Neither the content of the Company's website (or any other website) nor the content of any website accessible from hyperlinks on the Company's website (or any other website) is incorporated into, or forms part of, this announcement.
This document contains forward-looking statements, which include all statements other than statements of historical facts, including, without limitation, any statements preceded by, followed by or including the words "targets," "believes," "expects," "aims," "intends," "may," "anticipates," "would," "could" or similar expressions or the negative thereof. Such forward-looking statements involve known and unknown risks, uncertainties and other important factors beyond the Company's control that could cause the Company's actual results, performance or achievements to be materially different from future results, performance or achievements expressed or implied by such forward-looking statements. Such forward-looking statements are based on numerous assumptions regarding the Company's present and future business strategies and the environment in which it will operate in the future.
These forward-looking statements speak only as at the date of this document. The Company expressly disclaims any obligation or undertaking to disseminate any updates or revisions to any forward-looking statements contained herein to reflect any change in its expectations with regard thereto or any change in events, conditions or circumstances on which any of such statements are based.
The information contained herein is restricted and is not for publication, distribution or release, directly or indirectly, in or into the United States, Canada, Japan or Australia.

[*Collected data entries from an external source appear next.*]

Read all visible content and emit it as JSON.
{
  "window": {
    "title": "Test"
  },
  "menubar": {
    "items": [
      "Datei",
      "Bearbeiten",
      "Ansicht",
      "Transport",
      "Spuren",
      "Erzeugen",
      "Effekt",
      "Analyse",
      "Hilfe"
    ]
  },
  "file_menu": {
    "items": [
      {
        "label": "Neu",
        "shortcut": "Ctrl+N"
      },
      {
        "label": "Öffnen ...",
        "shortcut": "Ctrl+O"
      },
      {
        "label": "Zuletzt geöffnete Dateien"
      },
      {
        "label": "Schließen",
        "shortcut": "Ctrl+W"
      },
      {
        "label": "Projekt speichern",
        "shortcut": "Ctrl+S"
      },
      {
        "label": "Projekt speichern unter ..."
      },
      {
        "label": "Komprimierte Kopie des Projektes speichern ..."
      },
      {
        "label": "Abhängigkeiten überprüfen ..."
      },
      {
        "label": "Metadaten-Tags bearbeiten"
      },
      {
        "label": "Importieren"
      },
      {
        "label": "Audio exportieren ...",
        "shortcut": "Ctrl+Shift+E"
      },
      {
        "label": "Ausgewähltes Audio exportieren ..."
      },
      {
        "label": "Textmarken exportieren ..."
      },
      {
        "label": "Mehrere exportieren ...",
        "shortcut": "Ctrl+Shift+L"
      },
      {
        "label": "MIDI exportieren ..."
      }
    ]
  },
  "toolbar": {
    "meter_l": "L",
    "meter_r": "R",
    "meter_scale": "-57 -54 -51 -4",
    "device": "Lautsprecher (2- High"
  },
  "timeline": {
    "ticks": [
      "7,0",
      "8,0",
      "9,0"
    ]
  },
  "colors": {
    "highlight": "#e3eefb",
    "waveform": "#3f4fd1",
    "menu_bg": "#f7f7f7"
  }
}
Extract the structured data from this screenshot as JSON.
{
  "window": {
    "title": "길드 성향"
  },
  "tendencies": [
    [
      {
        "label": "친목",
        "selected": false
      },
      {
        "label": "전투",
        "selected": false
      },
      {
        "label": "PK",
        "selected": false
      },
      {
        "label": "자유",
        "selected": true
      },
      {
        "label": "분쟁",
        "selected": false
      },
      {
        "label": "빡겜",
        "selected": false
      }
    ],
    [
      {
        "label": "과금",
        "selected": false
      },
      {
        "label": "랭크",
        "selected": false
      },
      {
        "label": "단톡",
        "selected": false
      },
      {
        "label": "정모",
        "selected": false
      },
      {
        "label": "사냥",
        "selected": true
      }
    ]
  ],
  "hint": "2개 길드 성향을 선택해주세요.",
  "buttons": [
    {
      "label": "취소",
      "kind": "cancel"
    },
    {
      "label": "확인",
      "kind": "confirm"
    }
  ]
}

This communication is only directed at (i) persons who are outside the United Kingdom or to (ii) persons who are either (a) investment professionals falling within Article 19(5) of the Financial Services and Markets Act 2000 (Financial Promotion) Order 2005 (the "Order") or (b) high net worth entities, and other persons to whom it may lawfully be communicated, falling within Article 49(2)(a) to (d) of the Order (all such persons together being referred to as "relevant persons"). The securities referred to herein are only available to, and any invitation, offer or agreement to subscribe, purchase or otherwise acquire such securities will be engaged in only with, relevant persons. Any person who is not a relevant person should not act or rely on this communication or any of its contents.
Any offer of securities to the public that may be deemed to be made pursuant to this communication in any EEA Member State that has implemented Directive 2003/71/EC (as amended and together with any applicable implementing measures in any Member State, the "Prospectus Directive") is only addressed to qualified investors in that Member State within the meaning of the Prospectus Directive. This document is an advertisement and not a prospectus for the purposes of the applicable measures implementing the Prospectus Directive and as such does not constitute an offer to sell or the solicitation of an offer to purchase securities.